廃棄物をアートへと昇華させた新たな試み「幾星霜のゴンドラ」
産業廃棄物の収集、運搬、リサイクルを行うマイルド産業株式会社が、美術作家の鈴木美緒氏とコラボレーションし、廃材を用いた高さ4メートルのインスタレーション作品『幾星霜のゴンドラ』を制作しました。この取り組みは、廃棄物処理の新たな視点を提供し、廃棄物を単なるコストとして捉えるのではなく、企業や社会に新しい価値を生み出す可能性を示しています。
作品の概要
この作品は、幅6メートル、奥行き1メートルという大きさで、2026年6月に全面リニューアルされるマイルド産業のコーポレートサイトにてメインビジュアルとして公開されます。特徴的なのは、実際に回収した廃棄物や資材を素材として用いた点です。
制作の背景
マイルド産業は1979年の設立以来、産業廃棄物処理の専門会社として活躍してきました。近年、廃棄物のリサイクルには多様な選択肢がある一方で、技術的には再資源化可能でも、コストや手間が障害になる場合が多いと認識されています。例えば、廃棄物処理の料金を抑えることが一般的な企業目標である一方で、実はそれを新たな価値創造の投資として捉えることもできるのです。
廃棄物の新たな価値を【美術作家の視点から】
鈴木美緒氏は、今回のインスタレーションにおいて、物自体が持つ「時間」や「歴史」に焦点を当てました。鈴木氏は作品制作過程で、廃棄物がただのゴミではなく、誰かの思い出や役割を持った物であることを重視しました。「捨てられてしまったけれど、まだ時間は続いている」と考え、そうした時間を作品を通じてつなげていこうとしたのです。
インスタレーション『幾星霜のゴンドラ』の中心
作品の中心に据えられているのは、廃棄物運搬に用いるコーナーボード。鈴木氏はこの物品を「未来へ資源を運ぶゴンドラ」に見立て、そこに廃材を載せることで、役目を終えた物が未来へ運ばれていく様子を表現しました。

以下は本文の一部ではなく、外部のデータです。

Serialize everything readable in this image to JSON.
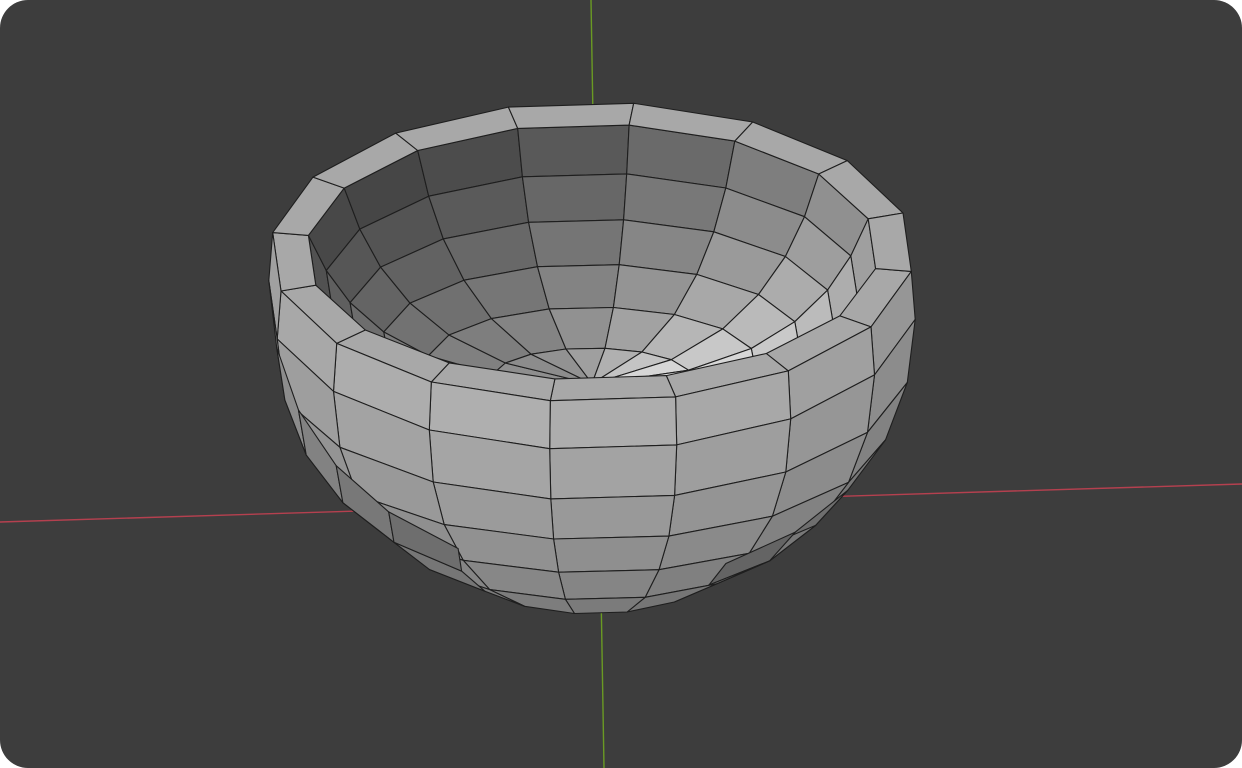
{
  "viewport": {
    "background_color": "#3d3d3d",
    "x_axis_color": "#b5404f",
    "y_axis_color": "#6a9a23"
  },
  "object": {
    "description_icon": "bowl-mesh",
    "mode": "object-wireframe-overlay",
    "face_color": "#9c9c9c",
    "edge_color": "#1e1e1e"
  }
}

この表現は、物の持つ意味や役割を再評価する機会を提供します。
企業の役割と美術の融合
マイルド産業の代表、祷慶正氏も取り組みへ強く関わっており、このプロジェクトを通じて廃棄物処理が「企業文化」を形成する可能性を再確認しました。生まれ変わった廃棄物が、一般の方々に美しさや芸術性をもって見せられる機会を得たことは、企業にとっても大きな意義があります。
今後のビジョン
今後、マイルド産業はこのプロジェクトを一つのモデルケースとし、廃棄物処理を企業価値に繋げる提案をさらに進めていく方針です。廃棄物を囲む視点を変えることで、企業は環境保護の徹底や持続可能な事業展開を行いやすくなります。現状をただのコストと捉えるのではなく、それを価値として生かせる社会の実現を目指すことが重要です。
ドキュメンタリーフィルム
さらに、マイルド産業では『幾星霜のゴンドラ』が完成するまでを記録したドキュメンタリーフィルムも公開しており、鈴木氏がどのように廃材を選び、形や配置を決定したのか、その過程を紹介しています。これは、廃棄物のリサイクルの意義をより深く理解するための材料となることでしょう。
この取り組みは、ただの廃棄物処理を越えた可能性を提供し、未来の企業活動に新たな価値をもたらす道しるべとなるでしょう。